Adel Taarabt renovado e a tempo de ser importante

À terceira foi de vez. Após dois jogos em que foi suplente utilizado por Bruno Lage – depois de reaparecer com o Tondela, em que atuou 19 minutos, foi lançado nos últimos oito minutos no dérbi de Alvalade para a Taça de Portugal -, Adel Taarabt estreou-se como titular do Benfica nesta temporada na partida de Santa Maria da Feira, colaborando na vitória da sua equipa. Não marcou nem sequer assistiu para qualquer dos quatro golos apontados pelos benfiquistas nesta visita ao terreno do último classificado, mas mostrou serviço ao treinador, como que lhe agradecendo a oportunidade para ganhar uma espécie de segunda vida na Luz.

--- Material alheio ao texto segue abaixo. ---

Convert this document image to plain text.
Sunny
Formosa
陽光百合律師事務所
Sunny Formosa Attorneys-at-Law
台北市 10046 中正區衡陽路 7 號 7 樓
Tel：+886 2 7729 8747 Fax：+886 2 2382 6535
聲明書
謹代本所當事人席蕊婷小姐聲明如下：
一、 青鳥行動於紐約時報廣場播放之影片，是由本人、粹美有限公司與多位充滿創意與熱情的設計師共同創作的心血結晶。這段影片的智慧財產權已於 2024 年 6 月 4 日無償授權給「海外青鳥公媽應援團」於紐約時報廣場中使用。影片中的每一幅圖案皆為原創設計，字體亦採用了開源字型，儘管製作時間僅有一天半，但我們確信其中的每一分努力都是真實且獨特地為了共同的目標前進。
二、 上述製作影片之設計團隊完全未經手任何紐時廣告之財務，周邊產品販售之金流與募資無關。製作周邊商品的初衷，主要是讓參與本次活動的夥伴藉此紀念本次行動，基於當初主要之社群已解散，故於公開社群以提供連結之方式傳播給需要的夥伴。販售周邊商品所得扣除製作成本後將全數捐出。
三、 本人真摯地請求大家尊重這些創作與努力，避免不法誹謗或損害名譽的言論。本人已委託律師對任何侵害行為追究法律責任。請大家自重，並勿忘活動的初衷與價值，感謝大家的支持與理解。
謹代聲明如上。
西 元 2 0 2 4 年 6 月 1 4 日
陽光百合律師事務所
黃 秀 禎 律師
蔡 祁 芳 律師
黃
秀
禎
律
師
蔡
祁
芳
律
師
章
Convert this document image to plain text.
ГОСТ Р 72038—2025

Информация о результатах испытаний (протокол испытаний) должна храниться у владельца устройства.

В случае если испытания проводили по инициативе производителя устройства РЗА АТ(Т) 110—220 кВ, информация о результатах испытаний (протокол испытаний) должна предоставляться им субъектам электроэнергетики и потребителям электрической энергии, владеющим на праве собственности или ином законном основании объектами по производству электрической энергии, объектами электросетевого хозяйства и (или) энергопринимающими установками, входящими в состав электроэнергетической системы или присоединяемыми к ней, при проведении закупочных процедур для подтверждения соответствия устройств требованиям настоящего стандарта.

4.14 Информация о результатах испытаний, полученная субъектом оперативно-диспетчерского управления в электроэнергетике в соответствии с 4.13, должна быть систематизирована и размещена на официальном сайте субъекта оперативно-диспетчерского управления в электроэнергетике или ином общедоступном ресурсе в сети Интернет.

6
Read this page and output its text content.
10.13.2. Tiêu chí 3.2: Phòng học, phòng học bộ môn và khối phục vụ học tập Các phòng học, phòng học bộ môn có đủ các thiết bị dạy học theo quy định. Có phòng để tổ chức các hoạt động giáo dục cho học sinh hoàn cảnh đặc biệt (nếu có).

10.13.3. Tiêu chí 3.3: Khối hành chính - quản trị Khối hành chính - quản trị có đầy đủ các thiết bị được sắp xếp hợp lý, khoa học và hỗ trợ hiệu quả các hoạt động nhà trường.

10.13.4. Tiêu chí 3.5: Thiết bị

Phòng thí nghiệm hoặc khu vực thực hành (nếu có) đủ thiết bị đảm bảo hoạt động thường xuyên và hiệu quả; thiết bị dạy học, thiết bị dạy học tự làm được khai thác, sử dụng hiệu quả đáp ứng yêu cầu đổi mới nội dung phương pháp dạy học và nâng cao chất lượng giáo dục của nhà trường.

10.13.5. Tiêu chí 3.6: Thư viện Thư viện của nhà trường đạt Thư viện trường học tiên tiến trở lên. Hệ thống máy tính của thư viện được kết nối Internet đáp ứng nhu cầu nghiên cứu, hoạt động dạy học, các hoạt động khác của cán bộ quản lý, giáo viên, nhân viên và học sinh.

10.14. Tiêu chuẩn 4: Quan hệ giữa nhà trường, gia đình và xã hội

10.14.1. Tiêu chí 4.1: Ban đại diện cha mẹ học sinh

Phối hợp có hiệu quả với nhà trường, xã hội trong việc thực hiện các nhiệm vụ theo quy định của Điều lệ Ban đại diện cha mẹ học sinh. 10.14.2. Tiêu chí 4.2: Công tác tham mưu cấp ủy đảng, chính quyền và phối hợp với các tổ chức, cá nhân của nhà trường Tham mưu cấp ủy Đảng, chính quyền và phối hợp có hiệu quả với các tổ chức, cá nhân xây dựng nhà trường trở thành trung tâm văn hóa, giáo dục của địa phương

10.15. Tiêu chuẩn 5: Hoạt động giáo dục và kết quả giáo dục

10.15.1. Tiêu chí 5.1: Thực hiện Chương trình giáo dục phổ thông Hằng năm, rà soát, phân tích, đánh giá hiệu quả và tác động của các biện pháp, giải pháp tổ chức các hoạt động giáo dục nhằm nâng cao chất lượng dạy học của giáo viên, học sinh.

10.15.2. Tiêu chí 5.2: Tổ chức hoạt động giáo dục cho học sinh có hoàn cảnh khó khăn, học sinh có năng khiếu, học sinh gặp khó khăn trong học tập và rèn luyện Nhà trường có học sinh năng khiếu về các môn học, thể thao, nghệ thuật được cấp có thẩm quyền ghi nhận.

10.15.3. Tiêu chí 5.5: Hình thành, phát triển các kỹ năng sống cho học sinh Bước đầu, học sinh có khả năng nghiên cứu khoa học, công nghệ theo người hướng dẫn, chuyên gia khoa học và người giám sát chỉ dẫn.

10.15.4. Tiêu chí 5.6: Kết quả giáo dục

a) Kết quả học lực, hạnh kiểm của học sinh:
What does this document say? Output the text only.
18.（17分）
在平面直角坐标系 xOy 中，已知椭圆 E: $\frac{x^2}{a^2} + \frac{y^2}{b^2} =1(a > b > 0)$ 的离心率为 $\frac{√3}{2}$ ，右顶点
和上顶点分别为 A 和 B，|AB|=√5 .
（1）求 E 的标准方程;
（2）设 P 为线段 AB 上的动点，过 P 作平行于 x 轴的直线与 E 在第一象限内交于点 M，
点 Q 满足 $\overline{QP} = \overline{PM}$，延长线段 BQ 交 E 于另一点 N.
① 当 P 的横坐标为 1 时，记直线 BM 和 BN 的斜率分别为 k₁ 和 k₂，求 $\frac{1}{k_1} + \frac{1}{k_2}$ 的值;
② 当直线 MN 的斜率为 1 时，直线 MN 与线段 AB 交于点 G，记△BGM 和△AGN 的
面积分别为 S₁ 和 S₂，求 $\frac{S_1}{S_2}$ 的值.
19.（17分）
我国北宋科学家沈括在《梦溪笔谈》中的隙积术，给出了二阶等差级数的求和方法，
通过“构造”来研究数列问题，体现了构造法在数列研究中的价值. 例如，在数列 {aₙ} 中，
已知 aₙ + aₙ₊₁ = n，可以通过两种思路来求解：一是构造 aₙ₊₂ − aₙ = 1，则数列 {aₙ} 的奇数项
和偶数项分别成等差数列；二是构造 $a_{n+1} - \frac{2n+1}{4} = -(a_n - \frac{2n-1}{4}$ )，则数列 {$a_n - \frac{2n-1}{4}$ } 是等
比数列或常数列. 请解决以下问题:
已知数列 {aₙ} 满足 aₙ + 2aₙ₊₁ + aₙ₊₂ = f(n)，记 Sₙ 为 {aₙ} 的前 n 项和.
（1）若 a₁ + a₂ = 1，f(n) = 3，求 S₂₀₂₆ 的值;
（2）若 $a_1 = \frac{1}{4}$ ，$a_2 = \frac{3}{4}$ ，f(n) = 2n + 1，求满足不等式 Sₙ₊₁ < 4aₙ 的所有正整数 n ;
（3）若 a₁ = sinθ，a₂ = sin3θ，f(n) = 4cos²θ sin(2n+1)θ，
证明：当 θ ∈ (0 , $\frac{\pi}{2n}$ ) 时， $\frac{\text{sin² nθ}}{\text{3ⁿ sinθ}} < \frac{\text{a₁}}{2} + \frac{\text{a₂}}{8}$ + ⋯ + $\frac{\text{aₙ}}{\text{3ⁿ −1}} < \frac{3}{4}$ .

Taarabt procura a felicidade em Portugal, que lhe tem fugido com muita culpa própria. Se Rui Vitória não perdoou alguns comportamentos do marroquino, Bruno Lage preferiu olhar para o potencial futebolístico de um jogador que estava totalmente desaparecido do quadro competitivo desde o início da temporada, após um empréstimo ao Génova que até deixou algumas esperanças aos encarnados num regresso para ficar… e vingar.

Isso não aconteceu, pelo menos por enquanto, mas aos 29 anos Adel Taarabt parece ter ganho outra alma para enfrentar o futuro na Luz. Anteontem, frente ao Feirense, foi escolhido como titular para ocupar o lugar que habitualmente é propriedade de Rafa. Fruto das suas características, não deu a profundidade de um extremo puro, mas procurou estar sempre em jogo e ocupar espaços interiores, sugerindo diversas vezes o entendimento com Grimaldo pelo lado esquerdo ou, como segunda opção, servir um dos homens mais avançados: João Félix ou Seferovic.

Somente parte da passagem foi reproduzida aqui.